Violando il divieto di avvicinamento, si è nuovamente presentato sotto casa della persona che lo aveva denunciato. Protagonista della vicenda un cittadino italiano, classe 2003 e residente in provincia di Taranto, arrestato dai Carabinieri di Trieste Rozzol nel primo pomeriggio del 30 maggio per aver trasgredito la misura cautelare a cui era sottoposto.
La querela e la misura cautelare
A denunciare l’accaduto è stata una 23enne triestina, che già in passato aveva sporto denuncia nei confronti dell’uomo per atti persecutori. Da mesi, infatti, la vittima sarebbe stata oggetto di ripetute condotte moleste, motivo per cui l’autorità giudiziaria aveva emesso nei confronti dell’indagato il provvedimento di divieto di avvicinamento.
Nonostante la misura restrittiva, l’indagato, nella notte tra il 29 e il 30 maggio, si sarebbe nuovamente recato nei pressi dell’abitazione della giovane, aggravando così la propria posizione.
Determinante la documentazione informatica fornita dalla vittima
Durante la formalizzazione della denuncia, la 23enne ha consegnato ai Carabinieri una serie di elementi documentali e informatici a supporto delle proprie dichiarazioni. Grazie a questi materiali, contenenti riscontri video-fotografici inequivocabili, i militari hanno potuto applicare la recente normativa che consente, in presenza di prove documentali raccolte entro 48 ore dal fatto, l’arresto in flagranza differita.
L’arresto e la traduzione in carcere
Scattate immediatamente le ricerche, i Carabinieri sono riusciti in breve tempo a rintracciare il giovane.

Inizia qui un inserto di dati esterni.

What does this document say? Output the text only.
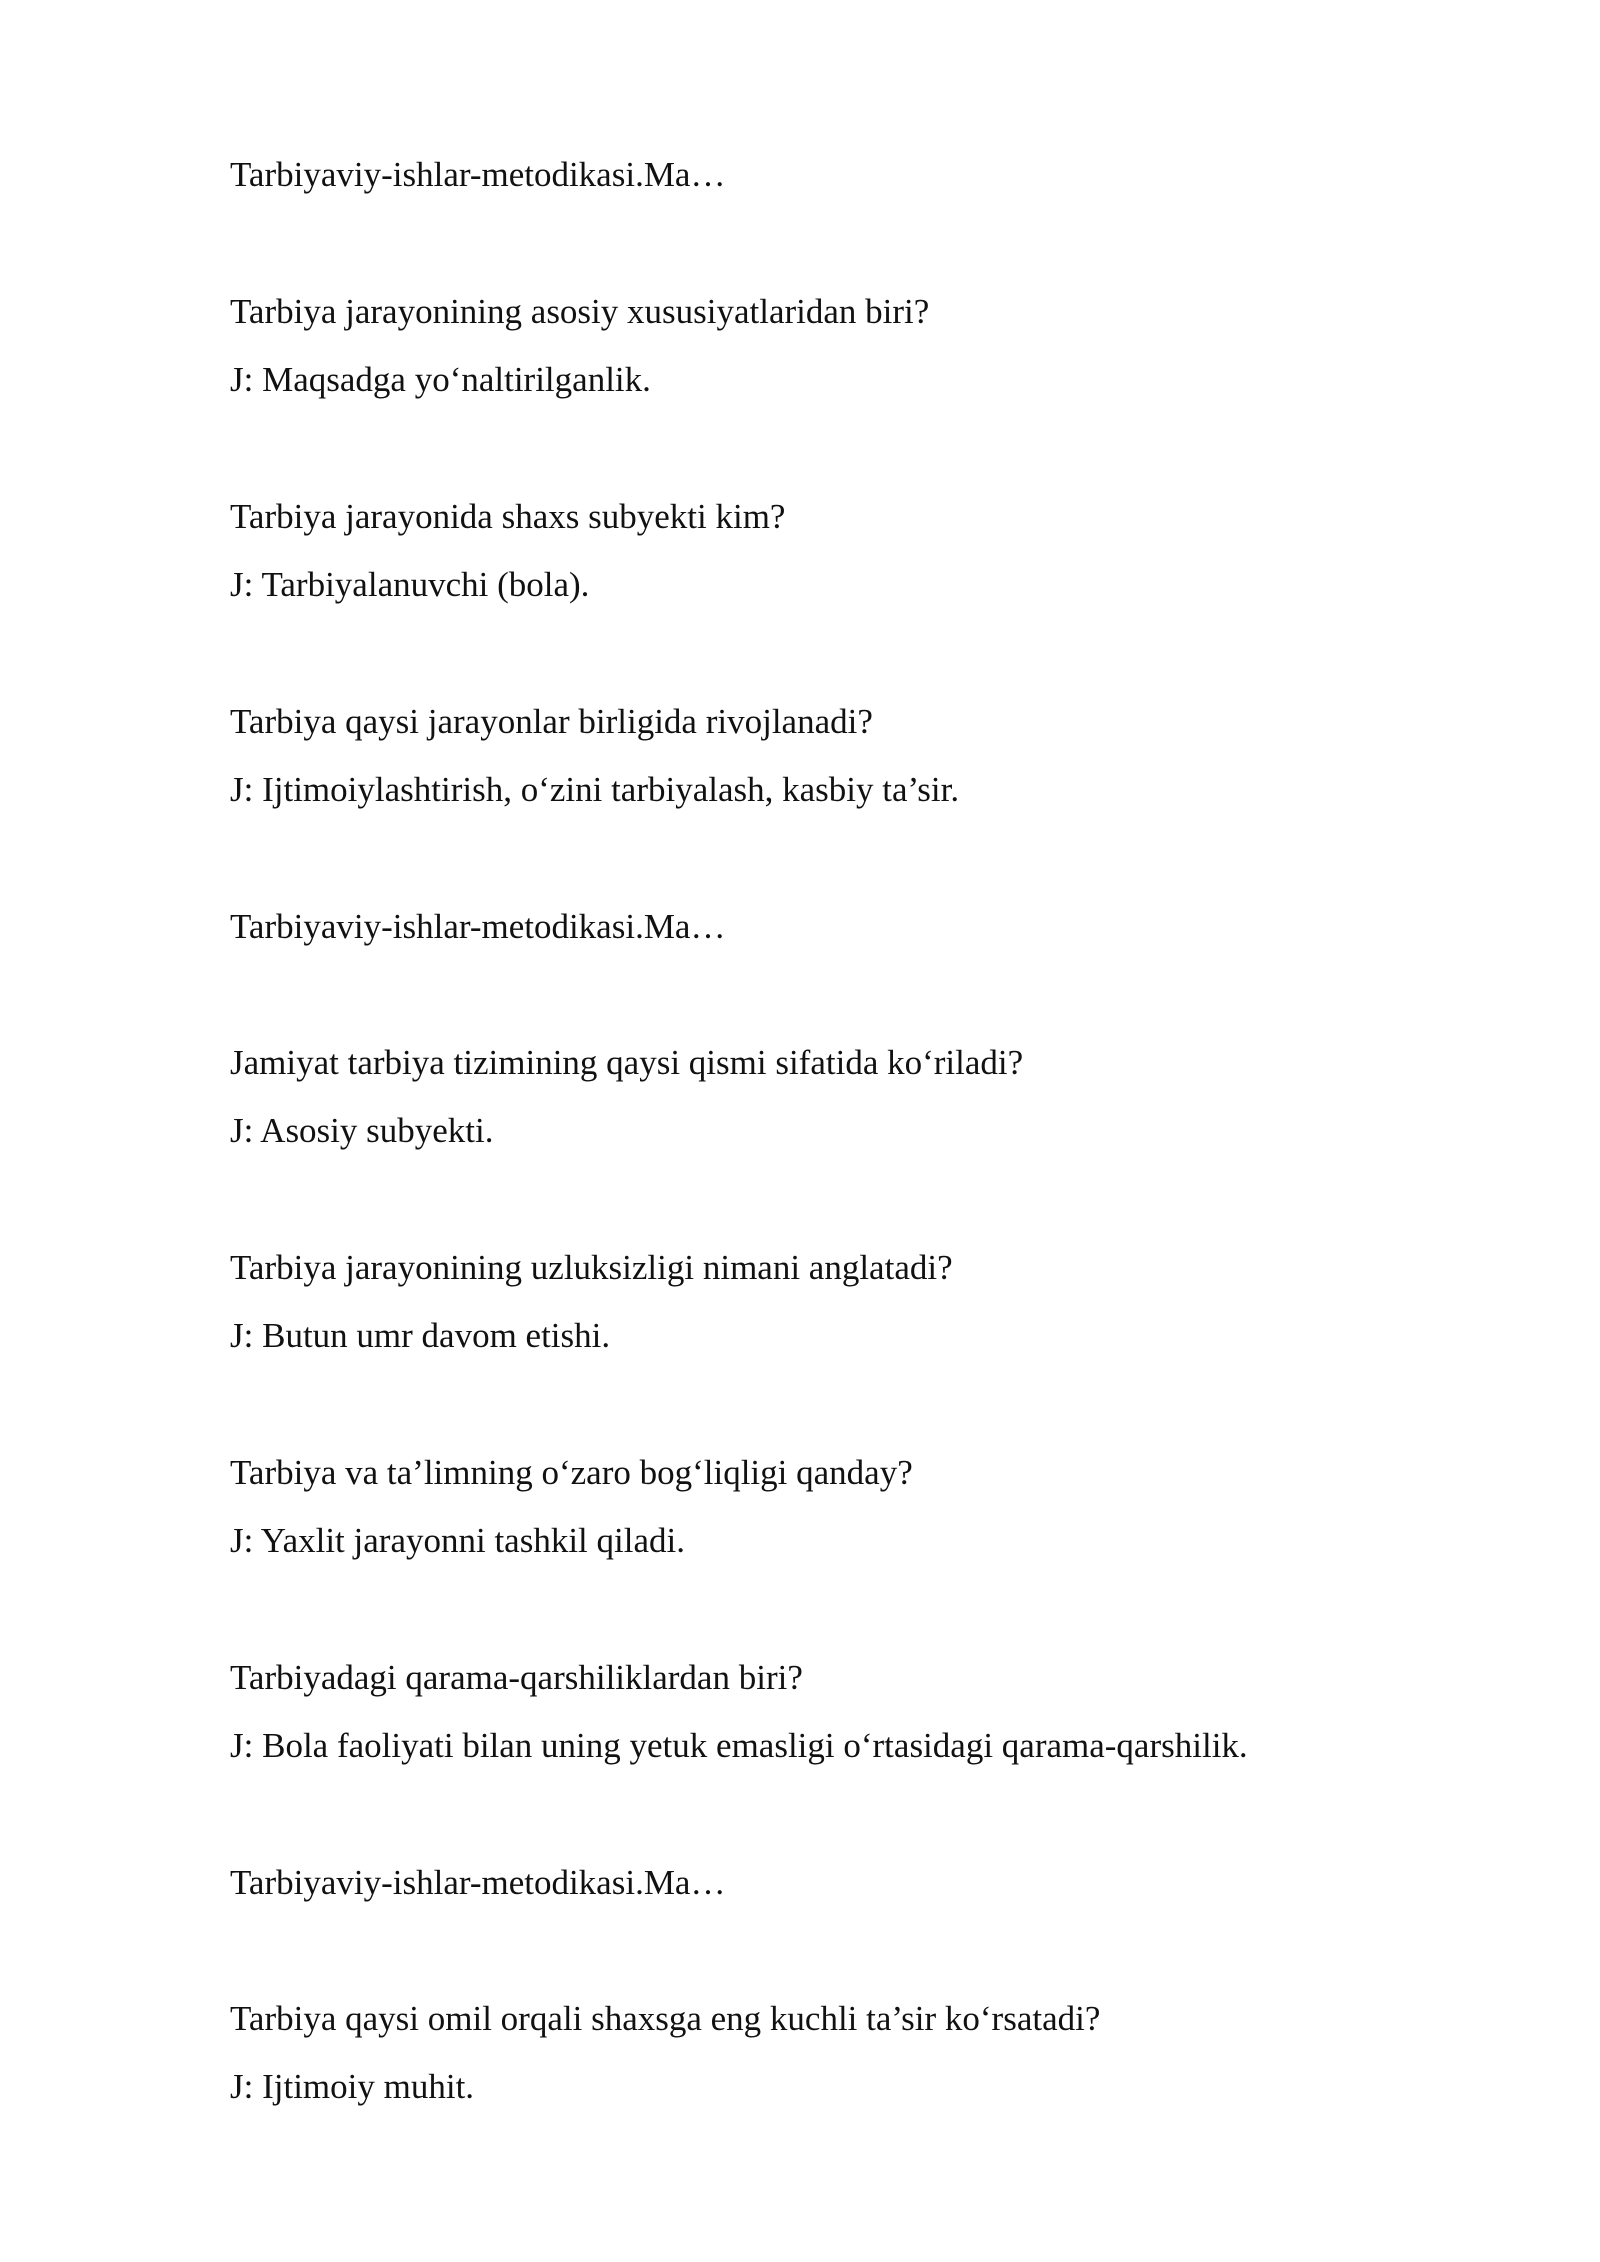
Tarbiyaviy-ishlar-metodikasi.Ma…

Tarbiya jarayonining asosiy xususiyatlaridan biri?

J: Maqsadga yo‘naltirilganlik.

Tarbiya jarayonida shaxs subyekti kim?

J: Tarbiyalanuvchi (bola).

Tarbiya qaysi jarayonlar birligida rivojlanadi?

J: Ijtimoiylashtirish, o‘zini tarbiyalash, kasbiy ta’sir.

Tarbiyaviy-ishlar-metodikasi.Ma…

Jamiyat tarbiya tizimining qaysi qismi sifatida ko‘riladi?

J: Asosiy subyekti.

Tarbiya jarayonining uzluksizligi nimani anglatadi?

J: Butun umr davom etishi.

Tarbiya va ta’limning o‘zaro bog‘liqligi qanday?

J: Yaxlit jarayonni tashkil qiladi.

Tarbiyadagi qarama-qarshiliklardan biri?

J: Bola faoliyati bilan uning yetuk emasligi o‘rtasidagi qarama-qarshilik.

Tarbiyaviy-ishlar-metodikasi.Ma…

Tarbiya qaysi omil orqali shaxsga eng kuchli ta’sir ko‘rsatadi?

J: Ijtimoiy muhit.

Al termine delle formalità di rito, l’indagato è stato tradotto presso il carcere di Trieste, dove è ora in attesa dell’udienza di convalida.
Massimo riserbo sulle generalità dell’indagato
Come precisato, il procedimento penale nei confronti dell’indagato è ancora nella fase delle indagini preliminari. La sua eventuale responsabilità sarà accertata durante il successivo processo e, nel pieno rispetto della presunzione di innocenza e della normativa vigente, non vengono rese note le sue generalità né ulteriori elementi che possano portare alla sua identificazione.